A man of considerable experience
You only need to look at the CV of Australian-born Ralph Craven to know that over and above his qualifications he's a man of considerable experience with a substantial working knowledge of international energy markets. After being awarded a first-class honours bachelor’s degree in engineering at the University of Queensland, he obtained a master's degree, followed by a doctorate in electrical engineering, from the University of New South Wales. He's a Fellow of the Institution of Engineers Australia, a Fellow of the Institution of Professional Engineers New Zealand, a Fellow of the Australian Institute of Company Directors and a Chartered Professional Engineer of Australia.
Professionally, Ralph Craven has worked in a broad spectrum of privately-owned and state-run energy and resource sectors. In addition to electricity, these include coal, gas and oil and cover Australia, Canada, New Zealand and Switzerland. He has held senior executive positions in energy generation, trading and delivery sectors, set up high-voltage electricity transmission lines and substations and managed large-scale system operations and national electricity grids.
Comfort reaped from standards
Craven is an independent Non-Executive Director and chairs a major electricity distribution corporation in Australia that covers 97% of the state of Queensland. He's also a Board Member of a major Australian global wind energy development company and a non-executive director of a major listed oil and gas company.

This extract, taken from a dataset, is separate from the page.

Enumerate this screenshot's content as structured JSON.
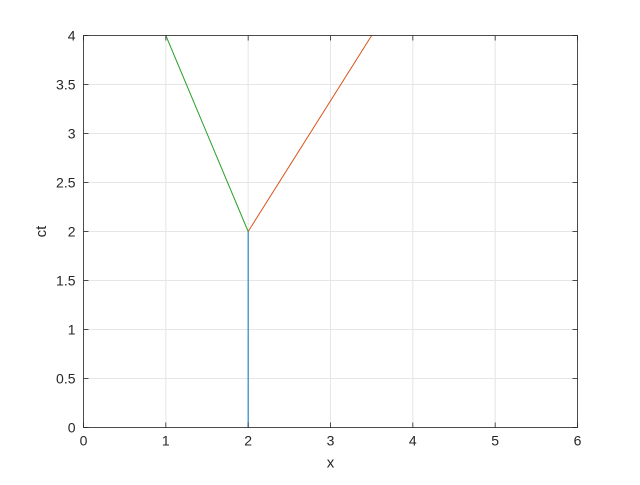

If you ask Craven what he finds attractive about the world of International Standards, he tells you that one reaps comfort from standards. "There's a lot of work that goes into preparing a standard," he says. "When you put all the pieces together and build something according to a standard, whether the object is technical, or related to the safety of people or the environment, or any of the other range of issues that come into play, standards offer real comfort in terms of support and technical safety."
Through making an application for one of Australia's new pilot Smart Grid city projects he got to learn about some of the challenges involved in making Australia smarter. "The work we put in for that submission taught us a tremendous amount about renewable energy, sustainability and energy efficiency," he adds.
Having worked in energy and resources and overall infrastructure, he has a good perspective on how all the bits and pieces come together from a systems perspective – whether it's small or large. "I can appreciate the relevance of the IEC in fitting into the small parts of the big picture and how it is really fundamental in making the whole standardization process come together in an exact sense, as opposed to the hoped for sense", he says.
"It's like a Meccano set. If you have it all coming together and all the parts have been tested and everyone knows what they can or cannot do in terms of where their limits are, it all works out."
A strategist and a planner
"I've been through the entire process, from running national grids or large markets right down to very small systems and individual pieces of equipment," Craven says. "I've been responsible for lots of infrastructure, like building power stations, plants and transmission towers. You're there making things or delivering things to people. I see how all the pieces come together. The other perspective is in understanding how recommendations are made and approvals given in organizations. I've also been part of that process, from the moment of investment, the time of pre-feasibility studies through final investment to delivery on the ground. I'm basically a strategist and a planner. You have to put it all together, say what it's going to look like, how it's supposed to work and ask yourself whether it will deliver like it said on paper."
Differences in nomenclature not issues
Craven has travelled extensively and worked in many countries. When asked whether it gives him special understanding about people and on how to get consensus, he says, "No matter where parties sit globally, the issues are the same. They're just called differently.
"Whether you're Chinese, Korean, Australian or from Europe, you need to deal sensibly with the energy issues we're facing. There's a lot of rhetoric about doing the right thing for the climate and climate change. You need to make energy work for humans in a way that is efficient and effective. Smart Grids and smart cities are one of the ways now for people to think seriously about how we live in society and how we use our energy.
"Where you come from makes no matter. The frontiers are now between technologies and applications, and we need alliances between people and across frontiers where it's sometimes difficult to put the pieces together. It's all about how can we get the best out of technologies to which everyone has access because we're living in a global world".
The notion of electricity as a social environment
The new Australian President talks of energy as being our new social environment. We can't live without it now, and it is that appreciation which is leading many decisions at government and country levels. "You can't live without electricity. So, if you're not aware of the use of electricity and other energy forms, and how you interact, then you're not socially aware. Our way of doing things is going to be influenced by our move towards a more energy-aware society. We're all going to gain that consciousness."